Harry Buckwitz
Harry Buckwitz was a German actor, theatre director and theatre manager. He was general manager of the Städtische Bühnen Frankfurt from 1951 and 1967, where he was responsible for opera and plays, and initiated a new house for them after the formerly separate theatres had been destroyed in World War II. He is known for Brecht productions, in Frankfurt and at the Schauspielhaus Zürich from 1970 to 1977.
Career
Actor
Born in Munich as the son of a merchant, Buckwitz studied German, art history and theatre science. He then decided to become an actor and completed an acting course. His first engagement as an actor was at the Münchner Kammerspiele. From 1925, he worked at different German theatres in Mainz, Bochum, Augsburg and Freiburg. In Augsburg, he began to also direct plays.In 1937, Buckwitz was expelled from the as Halbjude. He worked internationally. At the beginning of World War II, he ran a hotel in Tanganyika to 1940. He was interned by the Allies, but soon sent back to Germany. From 1941, Buckwitz was director of the Savoy Hotel in Łódź. In 1944, he was drafted to the Wehrmacht.
Frankfurt
After World War II, Buckwitz became manager of Münchner Kammerspiele in 1946. He moved to the Städtische Bühnen Frankfurt in 1951, where he was general director. In 1952, he recruited Georg Solti as Generalmusikdirektor for the Oper Frankfurt. Buckwitz suggested housing both opera and theatre under one roof. The separate theatres of the company, which had been destroyed during the war, were replaced by one house, inaugurated in December 1963. Its official name is Opern- und Schauspielhaus Frankfurt.Buckwitz focused on productions of Bertolt Brecht's plays which he directed himself, such as Der kaukasische Kreidekreis in 1955 and Mutter Courage und ihre Kinder in 1958, with Therese Giehse in the title role.
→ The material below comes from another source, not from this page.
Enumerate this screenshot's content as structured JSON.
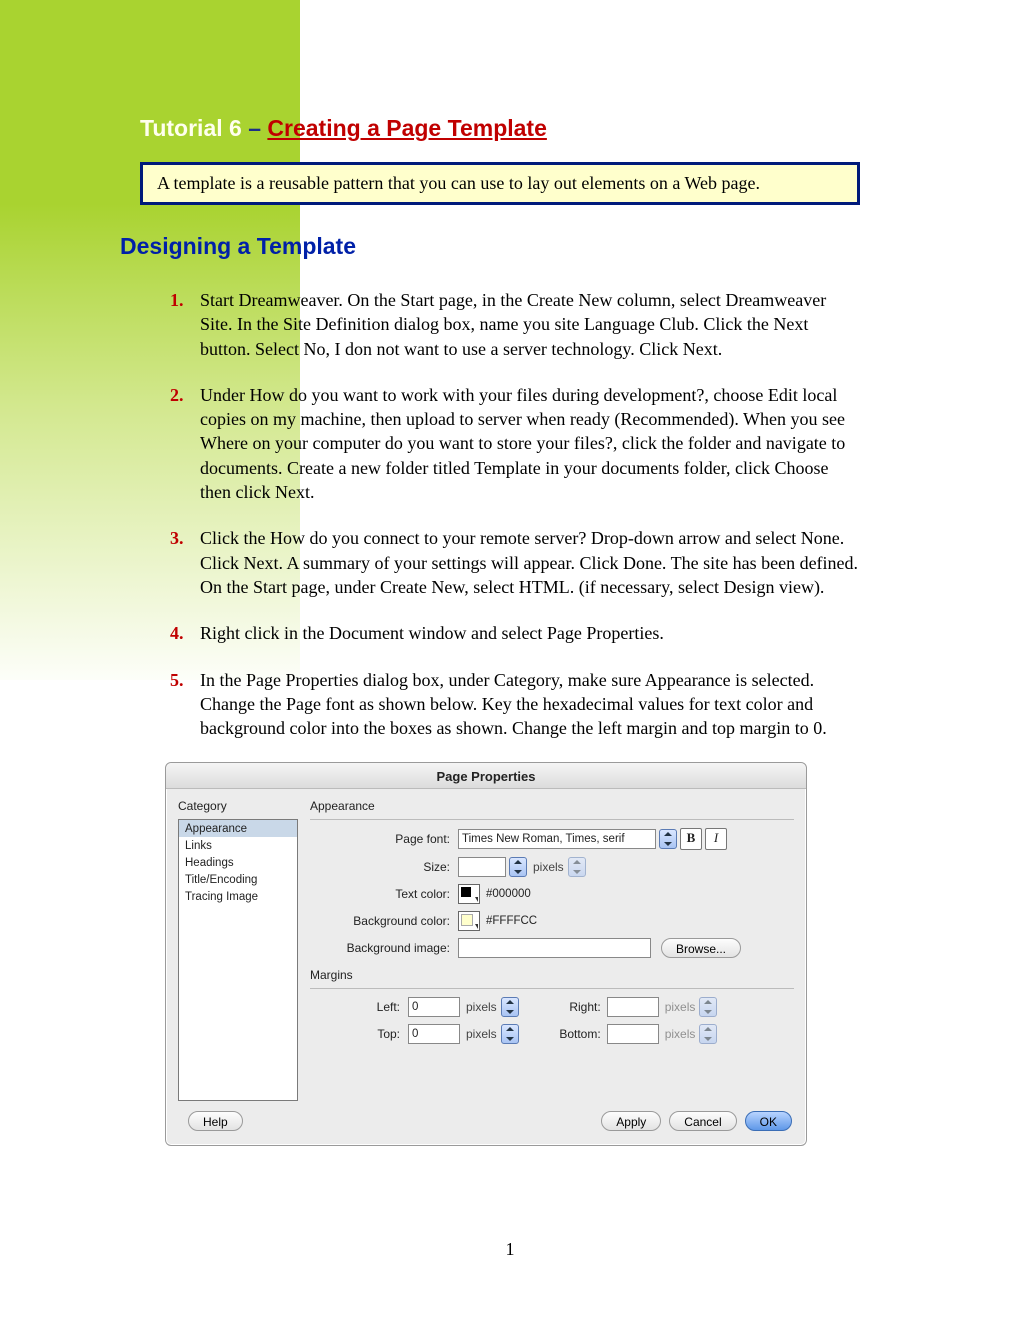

He also produced works by contemporary authors such as Friedrich Dürrenmatt, Max Frisch, Rolf Hochhuth, Eugène Ionesco, Arthur Miller, Jean-Paul Sartre and Tennessee Williams, some of them performed in Germany for the first time. He tried to open the theatre to all social classes, achieving an occupancy rate of up to 90 percent. His programs were criticised by some as communist propaganda. After health problems and budget disputes with the city government, Buckwitz announced his resignation in January 1967, serving until his contract ended in August 1968.
In 1962, Buckwitz became vice president of the Deutsche Akademie der Darstellenden Künste.